Prince Charming and I began talking on the phone on a daily basis. As the weeks went by, he became a close friend and confidant, the go-to person for anything interesting or upsetting happening in my life. He kept promising to come to New York, but the medical marijuana business was suffering, and it never seemed to be the right time. One day, I announced that I had been accepted to school in Paris. He called me at the airport to wish me luck, after which we never spoke again.  
I don’t know what happened to my Prince Charming, and I probably never will. While I’m happy to have gotten to know him, I cannot help but wonder – what was the point of this whole thing? Why did I spent two months of my life attached to my iPhone, involved in a fruitless virtual relationship that clearly wasn’t going places? 

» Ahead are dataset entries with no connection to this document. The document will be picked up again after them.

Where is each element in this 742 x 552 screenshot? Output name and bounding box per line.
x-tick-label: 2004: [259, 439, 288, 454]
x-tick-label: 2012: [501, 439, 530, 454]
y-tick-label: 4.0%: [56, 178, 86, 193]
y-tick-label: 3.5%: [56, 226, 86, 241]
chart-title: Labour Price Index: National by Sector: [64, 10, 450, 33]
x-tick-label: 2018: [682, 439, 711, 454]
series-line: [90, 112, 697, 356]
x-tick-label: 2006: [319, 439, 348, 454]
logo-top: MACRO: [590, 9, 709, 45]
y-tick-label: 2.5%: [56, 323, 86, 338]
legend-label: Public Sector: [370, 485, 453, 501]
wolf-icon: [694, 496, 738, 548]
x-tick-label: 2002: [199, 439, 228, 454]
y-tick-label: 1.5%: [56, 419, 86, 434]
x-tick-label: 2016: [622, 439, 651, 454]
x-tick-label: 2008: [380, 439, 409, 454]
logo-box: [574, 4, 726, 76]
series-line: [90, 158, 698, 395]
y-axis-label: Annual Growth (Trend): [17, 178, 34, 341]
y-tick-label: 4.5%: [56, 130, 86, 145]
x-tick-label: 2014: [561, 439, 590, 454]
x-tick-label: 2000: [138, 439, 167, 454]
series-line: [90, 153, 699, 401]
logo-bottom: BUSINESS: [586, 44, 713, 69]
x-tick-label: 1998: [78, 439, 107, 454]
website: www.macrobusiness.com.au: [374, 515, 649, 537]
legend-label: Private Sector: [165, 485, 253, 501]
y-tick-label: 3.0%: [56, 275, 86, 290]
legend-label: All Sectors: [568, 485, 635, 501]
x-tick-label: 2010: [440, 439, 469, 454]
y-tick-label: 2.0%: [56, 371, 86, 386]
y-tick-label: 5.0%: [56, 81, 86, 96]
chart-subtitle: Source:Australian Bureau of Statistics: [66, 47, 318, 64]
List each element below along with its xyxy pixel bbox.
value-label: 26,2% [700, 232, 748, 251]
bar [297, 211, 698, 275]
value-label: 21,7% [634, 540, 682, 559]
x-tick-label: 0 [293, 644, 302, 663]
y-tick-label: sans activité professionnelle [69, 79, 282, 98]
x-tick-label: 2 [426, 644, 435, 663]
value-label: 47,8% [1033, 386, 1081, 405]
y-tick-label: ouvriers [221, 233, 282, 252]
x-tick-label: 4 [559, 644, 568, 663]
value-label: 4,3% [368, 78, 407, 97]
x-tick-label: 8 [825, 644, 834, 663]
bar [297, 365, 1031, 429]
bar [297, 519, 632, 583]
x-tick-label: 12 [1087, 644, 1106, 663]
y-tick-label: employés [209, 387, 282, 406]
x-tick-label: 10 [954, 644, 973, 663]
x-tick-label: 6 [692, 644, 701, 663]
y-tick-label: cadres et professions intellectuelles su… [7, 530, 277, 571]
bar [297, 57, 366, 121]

The problem with Virtual Relationship Syndrome is that it is highly addictive. After all, it is only human nature to get attached. After all, the regular communication fills a certain void in a single person’s heart – the longing for a companion, a listener, a friend. However, it also functions as a distraction from reality, particularly the fact that you are still going to bed alone every night.
VRS also builds up an immense pressure around the next meeting (or, in the case of The Catfish, the first). Will you have chemistry, what if its awkward, what if the sex is terrible and you are forced to endure the entire weekend together? The more you talk to somebody, the more your expectations grow. Suddenly, the person becomes somebody very particular in your mind, an image that doesn’t always match up to reality.
*The Catfish – VRS developed as the result of meeting online. 
I’m not telling you to give up on your your virtual love. Unlike generations before us, we are  fortunate to have a chance to meet people from all over the world and to explore these relationships, allowing them to take on a different form. My only advice is that you lay some ground rule, making sure that you don’t wait too long to see the person in real life. In fact, if you don’t make plans to see each other after a month of talking, its time to cut your losses and move on. 

And while you wait to be reunited with your virtual Prince Charming, try stepping out into reality for a moment.  See your friends and family, go to a party, enjoy the human interactions in your life. Somewhere out there in the real world, in the real city that you live in, a great person may be lurking. So peel your eyes off your iPhone and take a look.